RALEIGH, N.C. (AP) -- The Latest on efforts to repeal House Bill 2 in North Carolina (all times local):
A bid to repeal a North Carolina law that limits anti-discrimination protections for LGBT people has fallen apart because of deep divides over partisan politics and transgender rights.
North Carolina legislators tried and failed Wednesday to push through a deal to scrap the law called House Bill 2 and went home.
The law omits LGBT people from state anti-discrimination protections, bars local governments from going further, and orders transgender people to use bathrooms and showers in schools and government buildings that align with the sex on their birth certificate.
The law has become part of a new front in the U.S. culture wars involving transgender rights and bathrooms. Big business, conventions, and sporting events have stayed away from North Carolina in protest.
A deal has fallen apart to undo the North Carolina law known as the "bathroom bill" in a sign of the state's bitter political divide.
The state's legislature was called into a special session Wednesday to consider repealing the law known as HB2 after months of pressure, including lost jobs and canceled sporting events and concerts.
But the Republican-controlled legislature showed once again that it preferred to go its own way.
The latest special session was called by Gov. Pat McCrory after Charlotte gutted a local nondiscrimination ordinance that Republicans had blamed for necessitating the statewide law.
Among other things, HB2 requires transgender people to use restrooms corresponding with the sex on their birth certificate in many public buildings.
NC Gov. Elect Roy Cooper speaks out:
Two openly LGBT members of the North Carolina House are pleading with their colleagues to repeal a state law limiting nondiscrimination protections before the General Assembly adjourns its special session.

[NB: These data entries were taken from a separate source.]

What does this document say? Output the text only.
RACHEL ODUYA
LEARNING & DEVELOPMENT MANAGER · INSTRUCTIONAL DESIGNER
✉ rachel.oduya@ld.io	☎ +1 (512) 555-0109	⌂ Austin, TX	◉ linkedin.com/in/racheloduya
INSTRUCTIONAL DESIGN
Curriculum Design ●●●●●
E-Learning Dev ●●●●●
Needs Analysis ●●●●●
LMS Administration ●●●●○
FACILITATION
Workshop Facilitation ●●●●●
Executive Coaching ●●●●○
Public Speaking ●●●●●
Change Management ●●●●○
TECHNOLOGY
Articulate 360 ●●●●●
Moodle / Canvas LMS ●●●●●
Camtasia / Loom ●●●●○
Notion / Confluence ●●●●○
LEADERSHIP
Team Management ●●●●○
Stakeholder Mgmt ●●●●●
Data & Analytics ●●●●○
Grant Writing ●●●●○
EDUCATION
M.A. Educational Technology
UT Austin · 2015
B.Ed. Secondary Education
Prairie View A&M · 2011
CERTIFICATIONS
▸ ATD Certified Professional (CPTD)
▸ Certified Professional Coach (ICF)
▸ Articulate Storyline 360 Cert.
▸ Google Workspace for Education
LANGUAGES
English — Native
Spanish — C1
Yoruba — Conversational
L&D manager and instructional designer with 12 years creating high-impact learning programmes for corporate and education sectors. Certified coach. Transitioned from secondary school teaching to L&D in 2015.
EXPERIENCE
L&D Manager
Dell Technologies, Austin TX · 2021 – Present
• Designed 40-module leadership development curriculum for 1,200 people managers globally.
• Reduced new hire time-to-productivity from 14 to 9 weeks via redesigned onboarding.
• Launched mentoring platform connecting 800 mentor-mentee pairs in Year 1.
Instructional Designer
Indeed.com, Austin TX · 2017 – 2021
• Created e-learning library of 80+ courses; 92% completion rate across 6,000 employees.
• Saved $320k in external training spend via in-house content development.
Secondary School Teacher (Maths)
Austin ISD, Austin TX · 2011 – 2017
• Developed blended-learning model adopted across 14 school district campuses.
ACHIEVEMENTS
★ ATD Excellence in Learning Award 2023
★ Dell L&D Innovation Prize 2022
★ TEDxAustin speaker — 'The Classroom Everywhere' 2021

Democrats Reps. Chris Sgro (skro) of Greensboro and Cecil Brockman of High Point spoke late Wednesday as House members considered and passed a resolution laying out when the legislature would adjourn for good.
Republicans have been unable so far to craft legislation repealing House Bill 2 that enough of their House members would support. This has led to hours of waiting and closed-door meetings by House and Senate members.

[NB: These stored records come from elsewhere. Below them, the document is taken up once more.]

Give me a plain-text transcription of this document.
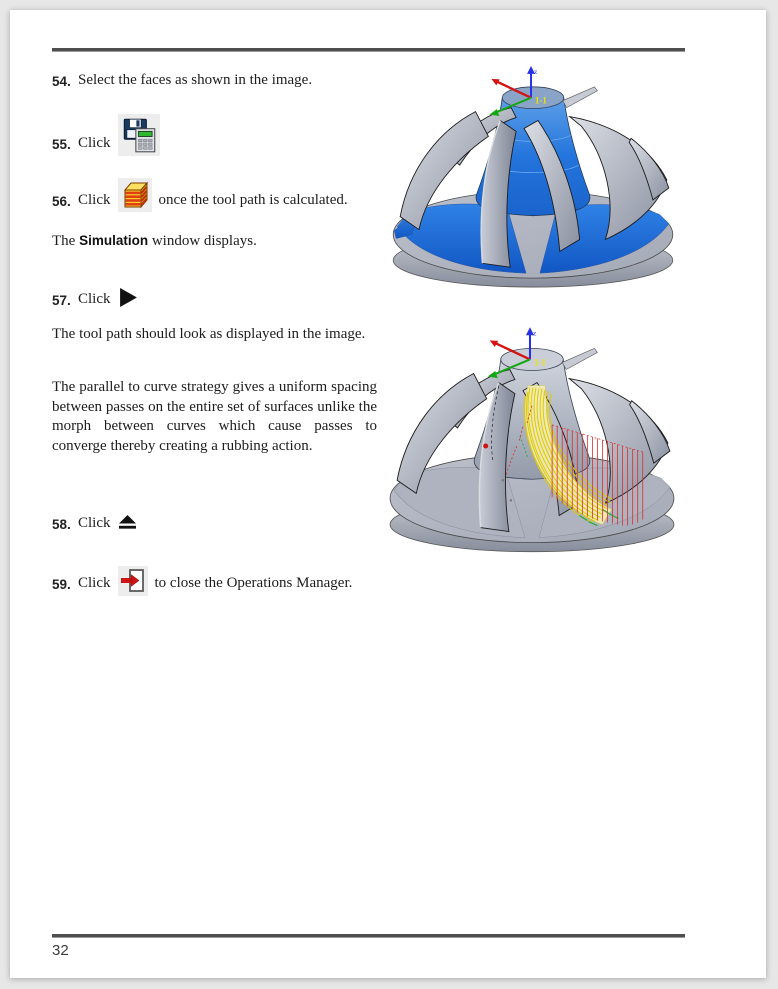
54. Select the faces as shown in the image.
55. Click
56. Click	once the tool path is calculated.
The Simulation window displays.
57. Click
The tool path should look as displayed in the image.
The parallel to curve strategy gives a uniform spacing between passes on the entire set of surfaces unlike the morph between curves which cause passes to converge thereby creating a rubbing action.
58. Click
59. Click	to close the Operations Manager.
z
1-1
z
1-1
32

Sgro said he can't go home in good conscience without the full and unequivocal repeal of HB2. Sgro is also head of the gay rights groups Equality North Carolina. Brockman said the law has been a disaster for the state. Corporate CEOs, entertainers and sports leagues have opposed HB2 as well.
Crowds at the North Carolina legislature are keeping watch on action to repeal a law that limits protections for LGBT citizens.
A repeal bill was seemingly on its way to passage in the state Senate on Wednesday before a packed visitors gallery and overflow observers watching through glass walls. The mood was much more docile than the angry demonstrations of last week.
That's when Republican legislators pushed through surprise measures that stripped incoming Democratic Gov.-elect Roy Cooper of a range of powers enjoyed by outgoing Republican Gov. Pat McCrory.
Sixty-six-year-old retiree Jennifer Bremer of Chapel Hill witnessed last week's tumult and wanted to see whether lawmakers really repealed the controversial law known as House Bill 2. She says there haven't been any surprises so far.
Debate has been delayed on Republican legislation to repeal North Carolina's law limiting LGBT protections and directing which restrooms transgender people can use after Democrats spoke out against the measure.
The legislation considered Wednesday would get rid of the law known as House Bill 2. But it also would prevent local governments from approving ordinances affecting public accommodations and access to restrooms for six months.
Democrats oppose the moratorium as falling short of a complete repeal. Sen. Floyd McKissick of Durham says people are worried the moratorium will become a permanent ban.
Senate leader Phil Berger says the bill takes the law back to where it was before Charlotte approved a nondiscrimination ordinance that led to HB2.
Senate Republicans are in a private meeting deciding what to do next.
Perhaps North Carolina's most influential politician is introducing legislation to repeal a state law that has cost the state jobs and millions of dollars.
State Senate leader Phil Berger is the primary sponsor of legislation filed Wednesday that would repeal the law passed in March dictating which bathroom transgender people must use and limiting LGBT protections.
The bill adds a wrinkle: It would block local governments from passing ordinances regulating employment practices or public accommodations related to restrooms, showers or changing facilities for six months.
Republican lawmakers say they passed the law only after Charlotte expanded nondiscrimination protections to include sexual orientation and gender identity in public accommodations. Charlotte's City Council on Monday and again Wednesday voted to eliminate the ordinance.